In both games each player is dealt a set of 10 "Spit Cards", face down, and one card, face down, in their "Spit Pile". (See middle row of the diagrams).

In Speed each player is also dealt 10 cards in a "Stock Pile", and a Hand of 5 cards.

In Spit each player lays out 15 cards in a "tableau" of 5 Stock Piles, with the topmost card of each pile turned up.

The game starts with each player simultaneously turning over the card in their Spit Pile.

Subsequent played cards are placed face up on either of these Spit Piles, in ascending or descending order (with aces fitting next to both kings and twos).

In Speed cards are played from the hand, which is replenished from the player's stock pile.
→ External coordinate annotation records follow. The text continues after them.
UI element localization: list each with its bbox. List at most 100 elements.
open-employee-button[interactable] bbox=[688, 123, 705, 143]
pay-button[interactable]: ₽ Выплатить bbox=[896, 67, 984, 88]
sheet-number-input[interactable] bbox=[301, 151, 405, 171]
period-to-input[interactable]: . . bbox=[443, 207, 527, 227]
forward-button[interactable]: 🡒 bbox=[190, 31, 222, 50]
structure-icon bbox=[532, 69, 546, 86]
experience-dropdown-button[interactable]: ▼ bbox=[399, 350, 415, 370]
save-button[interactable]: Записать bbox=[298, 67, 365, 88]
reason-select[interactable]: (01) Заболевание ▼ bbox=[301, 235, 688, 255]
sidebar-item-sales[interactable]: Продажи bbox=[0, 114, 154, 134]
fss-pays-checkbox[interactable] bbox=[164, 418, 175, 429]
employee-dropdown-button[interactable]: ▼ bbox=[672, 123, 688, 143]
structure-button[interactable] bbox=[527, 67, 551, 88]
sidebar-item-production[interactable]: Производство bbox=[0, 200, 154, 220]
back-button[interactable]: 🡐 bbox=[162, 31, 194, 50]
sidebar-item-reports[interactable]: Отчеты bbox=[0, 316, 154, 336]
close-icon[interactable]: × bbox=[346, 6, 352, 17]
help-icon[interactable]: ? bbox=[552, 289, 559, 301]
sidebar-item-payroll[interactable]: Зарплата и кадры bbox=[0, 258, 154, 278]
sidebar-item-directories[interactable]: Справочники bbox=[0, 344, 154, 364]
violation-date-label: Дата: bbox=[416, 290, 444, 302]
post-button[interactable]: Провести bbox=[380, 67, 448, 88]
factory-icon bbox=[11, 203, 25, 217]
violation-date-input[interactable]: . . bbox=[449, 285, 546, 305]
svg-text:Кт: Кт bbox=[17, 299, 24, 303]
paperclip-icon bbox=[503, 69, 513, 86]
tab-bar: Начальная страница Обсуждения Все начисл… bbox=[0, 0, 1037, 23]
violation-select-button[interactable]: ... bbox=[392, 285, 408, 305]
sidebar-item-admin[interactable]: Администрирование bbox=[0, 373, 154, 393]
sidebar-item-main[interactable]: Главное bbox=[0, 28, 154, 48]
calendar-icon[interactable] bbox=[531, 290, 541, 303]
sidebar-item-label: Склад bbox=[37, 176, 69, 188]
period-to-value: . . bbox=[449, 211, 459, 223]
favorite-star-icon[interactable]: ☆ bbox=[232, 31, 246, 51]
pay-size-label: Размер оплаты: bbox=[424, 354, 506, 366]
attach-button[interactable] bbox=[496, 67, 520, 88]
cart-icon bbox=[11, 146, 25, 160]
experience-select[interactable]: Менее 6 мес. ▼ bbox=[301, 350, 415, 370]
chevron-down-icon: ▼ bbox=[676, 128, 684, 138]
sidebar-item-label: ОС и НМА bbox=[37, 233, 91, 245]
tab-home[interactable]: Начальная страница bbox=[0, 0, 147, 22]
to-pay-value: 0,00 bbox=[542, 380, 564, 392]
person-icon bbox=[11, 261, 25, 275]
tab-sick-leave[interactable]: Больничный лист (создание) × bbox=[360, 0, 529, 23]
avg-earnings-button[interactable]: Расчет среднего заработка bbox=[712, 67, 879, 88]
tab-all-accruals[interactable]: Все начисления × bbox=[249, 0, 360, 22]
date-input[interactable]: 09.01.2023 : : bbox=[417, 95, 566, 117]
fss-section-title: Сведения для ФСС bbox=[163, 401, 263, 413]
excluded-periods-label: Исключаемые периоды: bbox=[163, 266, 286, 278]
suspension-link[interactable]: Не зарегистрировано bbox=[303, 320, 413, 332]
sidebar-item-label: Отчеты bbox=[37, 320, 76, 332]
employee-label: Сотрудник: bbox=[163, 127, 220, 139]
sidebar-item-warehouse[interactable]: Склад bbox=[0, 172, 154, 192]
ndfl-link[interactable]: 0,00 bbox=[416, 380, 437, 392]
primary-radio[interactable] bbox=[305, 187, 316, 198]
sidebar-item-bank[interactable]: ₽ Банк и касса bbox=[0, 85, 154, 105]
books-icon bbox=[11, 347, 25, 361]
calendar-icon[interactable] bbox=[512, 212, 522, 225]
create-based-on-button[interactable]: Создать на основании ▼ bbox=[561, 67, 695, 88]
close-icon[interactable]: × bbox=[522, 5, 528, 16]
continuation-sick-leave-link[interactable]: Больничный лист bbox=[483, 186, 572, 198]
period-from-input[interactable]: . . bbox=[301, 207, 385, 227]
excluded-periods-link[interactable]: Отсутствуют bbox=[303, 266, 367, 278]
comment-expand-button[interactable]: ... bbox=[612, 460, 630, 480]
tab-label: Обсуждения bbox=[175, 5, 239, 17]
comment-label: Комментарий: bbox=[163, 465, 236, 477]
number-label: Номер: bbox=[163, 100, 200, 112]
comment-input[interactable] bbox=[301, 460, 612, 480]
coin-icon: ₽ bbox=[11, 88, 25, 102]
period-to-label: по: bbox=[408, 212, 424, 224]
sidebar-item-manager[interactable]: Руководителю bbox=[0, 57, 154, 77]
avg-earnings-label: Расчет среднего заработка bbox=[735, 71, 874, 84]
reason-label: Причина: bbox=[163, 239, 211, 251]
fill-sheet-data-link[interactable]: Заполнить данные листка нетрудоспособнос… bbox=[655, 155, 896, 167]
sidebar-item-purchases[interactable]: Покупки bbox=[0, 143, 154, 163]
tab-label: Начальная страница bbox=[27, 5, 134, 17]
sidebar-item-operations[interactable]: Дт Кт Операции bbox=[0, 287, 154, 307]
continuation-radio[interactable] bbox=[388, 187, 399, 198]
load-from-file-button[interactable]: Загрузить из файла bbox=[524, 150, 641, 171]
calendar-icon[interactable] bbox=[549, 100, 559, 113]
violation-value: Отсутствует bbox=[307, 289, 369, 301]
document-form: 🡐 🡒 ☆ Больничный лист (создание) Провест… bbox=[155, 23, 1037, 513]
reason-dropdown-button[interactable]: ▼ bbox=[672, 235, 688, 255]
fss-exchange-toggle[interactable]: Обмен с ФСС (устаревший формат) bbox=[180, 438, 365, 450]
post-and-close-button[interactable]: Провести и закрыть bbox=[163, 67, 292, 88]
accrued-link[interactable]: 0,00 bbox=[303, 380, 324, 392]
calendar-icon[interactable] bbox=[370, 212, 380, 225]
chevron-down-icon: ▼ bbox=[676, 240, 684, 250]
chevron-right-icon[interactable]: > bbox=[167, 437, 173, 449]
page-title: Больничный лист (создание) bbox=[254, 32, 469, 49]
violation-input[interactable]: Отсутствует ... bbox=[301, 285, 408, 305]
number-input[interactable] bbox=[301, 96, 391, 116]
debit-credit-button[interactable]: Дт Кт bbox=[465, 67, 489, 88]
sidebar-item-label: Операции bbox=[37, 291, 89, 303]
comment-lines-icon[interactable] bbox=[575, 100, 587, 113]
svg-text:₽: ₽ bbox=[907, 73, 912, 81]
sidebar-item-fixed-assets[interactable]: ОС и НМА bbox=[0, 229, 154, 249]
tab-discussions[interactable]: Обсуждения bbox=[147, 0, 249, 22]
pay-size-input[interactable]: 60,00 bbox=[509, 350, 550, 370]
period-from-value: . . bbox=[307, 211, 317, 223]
In Spit the visible cards are played, and the card under it is then turned up. If a stock pile position is empty then a card can be moved from any other stock pile, whose next card is turned face up.

(In both games the replenishment of the hand or stock piles is not necessarily done immediately.)

If neither player can move, then each turns over a Spit Card onto their Spit Pile and the game restarts. If a player runs out of Spit Cards then the top card in their Spit Pile is left on the table, and the rest are shuffled and used as Spit Cards.

The game is won by the first player to get rid of their stock cards (and, in Speed, their hand).

(In Speed the actual number of Stock Cards and Spit Cards can vary. The names and positions of the various piles of cards also vary. The terminology in this section follows McLeod.)

== Strategy ==
Strategy in Speed is limited by the fact that players must attempt to play everything they have in their hands, but there are many tricks that can help slow an opponent or speed the process of getting rid of cards. For example, it is usually prudent to arrange cards of adjacent rank together, but it is better to have cards in the order in which they can be played. This is often a consideration to be taken at the beginning of the game, since it is often too time-consuming during play. For example, if dealt cards of ranks 4, 5, 5, 6 and 6, it is best to order them 4, 5, 6, 5, 6 rather than in standard ascending numerical order.

If by any means it is revealed which cards are in an opponent's hand, it is often possible to 'block' the opponent from playing by not leading up to a point at which their card could be played. Each card in the game must be played individually, this may be a disadvantage to some, however can prove to be advantageous. For example, if a player knows that their opponent has a King, and the card showing is a Jack, it is better for them to play a ten than a Queen, since the Queen would allow the opponent to play. If both options are available, it is best to "explore" the former, by playing a card, then drawing back up to five to see if more moves can be made. On the other hand, it is sometimes advisable for a player to feed an opponent opportunities, if they will result in the value on the deck moving towards a large run in the player's own hand. This is often the case when a hand contains multiple cards of the same number. A player cannot play a ten if there is a king on a deck.

It is common to attempt to distract an opponent by making conversation or announcing one's moves aloud as they are made.